I ricorrenti, in opportuna sintesi, lamentano:

1) la violazione dell'art. 5, § 1, CEDU, per essere stati trattenuti in maniera incompatibile con i presupposti ai quali tale disposizione subordina ogni forma legittima di privazione della libertà personale, nonché dell'art. 5, § 2, per non aver ricevuto alcuna comunicazione circa le ragioni del loro trattenimento, e dell'art. 5, § 4, per non aver avuto la possibilità di contestare la legalità di tale privazione di libertà;

2) la violazione dell'art. 3 CEDU, per essere stati trattenuti in condizioni inumane e degradanti tanto nel CSPA di Lampedusa quanto a bordo delle navi ormeggiate nel porto di Palermo;

3) la violazione dell'art. 4, prot. 4, CEDU, per essere stati vittime di un'espulsione collettiva;

4) la violazione dell'art. 13 CEDU con riferimento a tutti i precedenti profili di censura, per non aver potuto beneficiare di un efficace rimedio giurisdizionale interno contro tali violazioni convenzionali.

 

3. L’esito del giudizio. La Grande Camera ha parzialmente riformato il giudizio espresso dalla seconda sezione, con particolare riguardo ai profili attinenti la violazione dell’art. 3 CEDU e quella dell’art. 4, prot. 4, CEDU.

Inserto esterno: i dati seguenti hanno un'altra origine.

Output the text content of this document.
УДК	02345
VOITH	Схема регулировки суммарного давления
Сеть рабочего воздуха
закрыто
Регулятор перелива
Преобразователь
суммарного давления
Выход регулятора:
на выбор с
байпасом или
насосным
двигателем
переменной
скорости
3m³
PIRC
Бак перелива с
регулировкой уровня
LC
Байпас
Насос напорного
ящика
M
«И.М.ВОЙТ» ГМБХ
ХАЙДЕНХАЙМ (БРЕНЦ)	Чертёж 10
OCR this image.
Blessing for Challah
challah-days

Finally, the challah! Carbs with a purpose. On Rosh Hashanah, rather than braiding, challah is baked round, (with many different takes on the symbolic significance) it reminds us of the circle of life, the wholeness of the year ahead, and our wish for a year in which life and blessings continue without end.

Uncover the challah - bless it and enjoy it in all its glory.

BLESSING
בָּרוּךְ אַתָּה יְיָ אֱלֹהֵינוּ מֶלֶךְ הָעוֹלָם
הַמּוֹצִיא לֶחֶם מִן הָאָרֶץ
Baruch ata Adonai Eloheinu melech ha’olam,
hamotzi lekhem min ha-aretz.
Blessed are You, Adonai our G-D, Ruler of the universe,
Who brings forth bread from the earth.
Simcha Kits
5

La sentenza del 1° settembre 2015, infatti, aveva accolto integralmente le censure concernenti le violazioni dell’art. 5, §§ 1, 2 e 4, CEDU; aveva accolto in parte quelle relative alle violazioni dell’art. 3 CEDU; e accolto integralmente quelle fondate sull’art. 4, prot. 4, CEDU, aspetto quest’ultimo particolarmente rilevante stante l’esiguo numero di pronunce in materia. La Corte, infine, aveva attribuito ai ricorrenti un rilevante risarcimento del danno, la cui proporzionalità era stata fatta specifico oggetto di una delle opinioni dissenzienti allegate alla pronuncia.

La Grande Camera ha confermato la sussistenza delle violazioni dell’art. 5 CEDU e dell’art. 13 CEDU in relazione all’art. 3, escludendo però la violazione sia dell’art. 3 CEDU, sia dell’art. 4, prot. 4, CEDU.

 

4. Le violazioni dell’art. 5, §§ 1, 2 e 4, CEDU (§§ 55-108, §§ 109-122, §§ 123-135 della sentenza). L’art. 5 CEDU regola i limiti sostanziali e procedurali entro i quali lo Stato può procedere a limitare la libertà personale di un soggetto sottoposto al suo controllo. Più in particolare, il § 1 enumera i casi, tassativi, nei quali tale privazione può avvenire; il § 2 impone allo Stato un dovere informativo nei confronti dell’arrestato, concernente le ragioni della privazione di libertà disposta in suo danno; il § 4 prevede che all’arrestato debba essere messo a disposizione un effettivo rimedio giurisdizionale idoneo a contestare le ragioni della privazione di libertà.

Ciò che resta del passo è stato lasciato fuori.